Hari jum’atnya, nge-handle semua berkas pendaftaran yudisium sedemikian rupa. Aku ngelakuin semua ini, jalan kaki. Aku ke tempat burning, percetakan, kontrakan temen buat numpang wifi, nginput yudisium online juga jalan kaki. Aku adalah anak ayam yang keren. Aku menghibur diri sendiri. Bahkan ada temanku yang rumahnya di Singosari, dia PP Cuma ngambil file fotonya buat daftar online. Kita daftar bareng jam duaan. Sengaja, karena denger-denger, sore nanti jurusan di luar fakultas kita bakal baru diklik yudisiumnya. Oh, no. Apa-apaan ini.

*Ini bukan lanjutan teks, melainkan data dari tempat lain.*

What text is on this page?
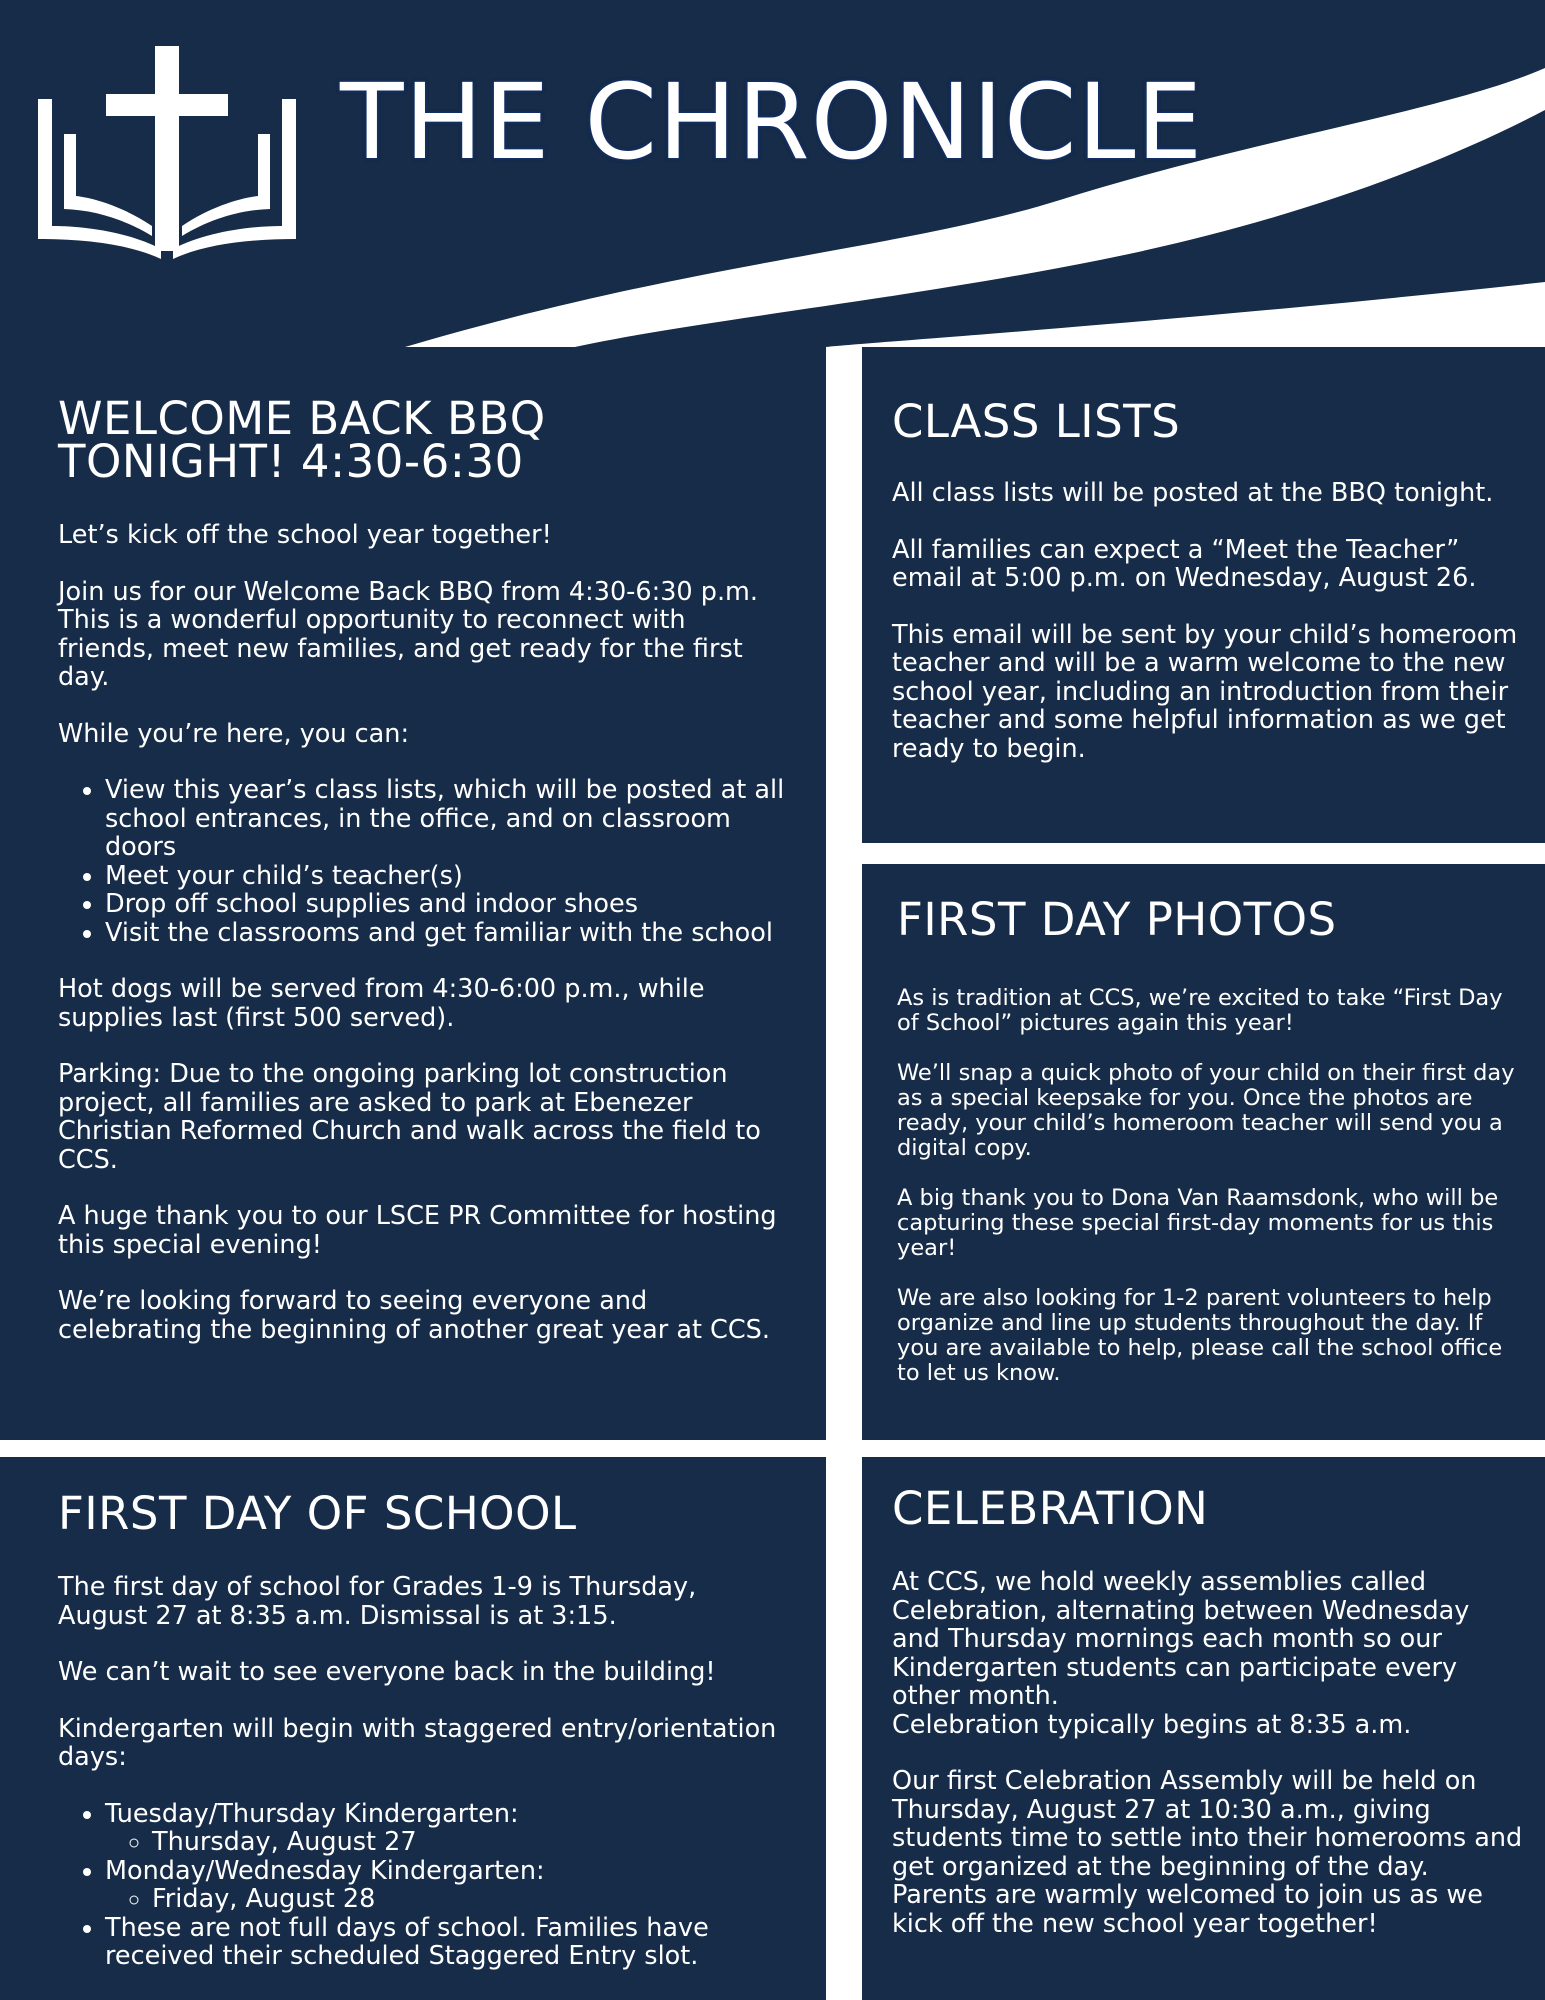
THE CHRONICLE
WELCOME BACK BBQ
TONIGHT! 4:30-6:30

Let’s kick off the school year together!

Join us for our Welcome Back BBQ from 4:30-6:30 p.m. This is a wonderful opportunity to reconnect with friends, meet new families, and get ready for the first day.

While you’re here, you can:

• View this year’s class lists, which will be posted at all school entrances, in the office, and on classroom doors
• Meet your child’s teacher(s)
• Drop off school supplies and indoor shoes
• Visit the classrooms and get familiar with the school

Hot dogs will be served from 4:30-6:00 p.m., while supplies last (first 500 served).

Parking: Due to the ongoing parking lot construction project, all families are asked to park at Ebenezer Christian Reformed Church and walk across the field to CCS.

A huge thank you to our LSCE PR Committee for hosting this special evening!

We’re looking forward to seeing everyone and celebrating the beginning of another great year at CCS.

CLASS LISTS

All class lists will be posted at the BBQ tonight.

All families can expect a “Meet the Teacher” email at 5:00 p.m. on Wednesday, August 26.

This email will be sent by your child’s homeroom teacher and will be a warm welcome to the new school year, including an introduction from their teacher and some helpful information as we get ready to begin.

FIRST DAY PHOTOS

As is tradition at CCS, we’re excited to take “First Day of School” pictures again this year!

We’ll snap a quick photo of your child on their first day as a special keepsake for you. Once the photos are ready, your child’s homeroom teacher will send you a digital copy.

A big thank you to Dona Van Raamsdonk, who will be capturing these special first-day moments for us this year!

We are also looking for 1-2 parent volunteers to help organize and line up students throughout the day. If you are available to help, please call the school office to let us know.

FIRST DAY OF SCHOOL

The first day of school for Grades 1-9 is Thursday, August 27 at 8:35 a.m. Dismissal is at 3:15.

We can’t wait to see everyone back in the building!

Kindergarten will begin with staggered entry/orientation days:

• Tuesday/Thursday Kindergarten:
◦ Thursday, August 27
• Monday/Wednesday Kindergarten:
◦ Friday, August 28
• These are not full days of school. Families have received their scheduled Staggered Entry slot.
CELEBRATION

At CCS, we hold weekly assemblies called Celebration, alternating between Wednesday and Thursday mornings each month so our Kindergarten students can participate every other month.

Celebration typically begins at 8:35 a.m.

Our first Celebration Assembly will be held on Thursday, August 27 at 10:30 a.m., giving students time to settle into their homerooms and get organized at the beginning of the day.

Parents are warmly welcomed to join us as we kick off the new school year together!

And the last, aku masuk daftar yudisium dengan nomor 764. Batas kuota adalah 800.
Yang nggak habis pikir adalah, aturan fakultas yang berbeda-beda untuk daftar yudisium ini. Oke, kamu bisa tenang kalau kamu pagi sidang, terus sorenya kamu bakal langsung diinputin buat aftar yudisium. Tapi itu mimpi bagi kami. Saintek.

Aku di sini, nggak mempermasalahkan aturannya. Tapi perasaan teman-teman seperjuangan yang kadang masih ribet dan bahkan selesai sidangpun tapi nggak bisa daftar yudisium hanya karena prosedural ini. Kamu bayangin, kamu ada di posisi kami. Bayangin semeniiit aja. Betapa kecewanya, ya kan.
Karena ternyata, ada (di luar fakultas kami) yang habis wisuda bahkan lembar revisiannyapun belum selesai, jilid hard covernya belum beres, so it’s so enteng sekali aku pikir. Sempat mikir, “Ini nggak adil”. Ini kalau udah nggak bisa berpikir jernih, guys.

Oke ini semacam perasaan kami. Aku mewakili kami. Kami tidak menyalahkan siapa-siapa, karena kami juga tidak bisa berbuat apa-apa kecuali kaminya yang berusaha.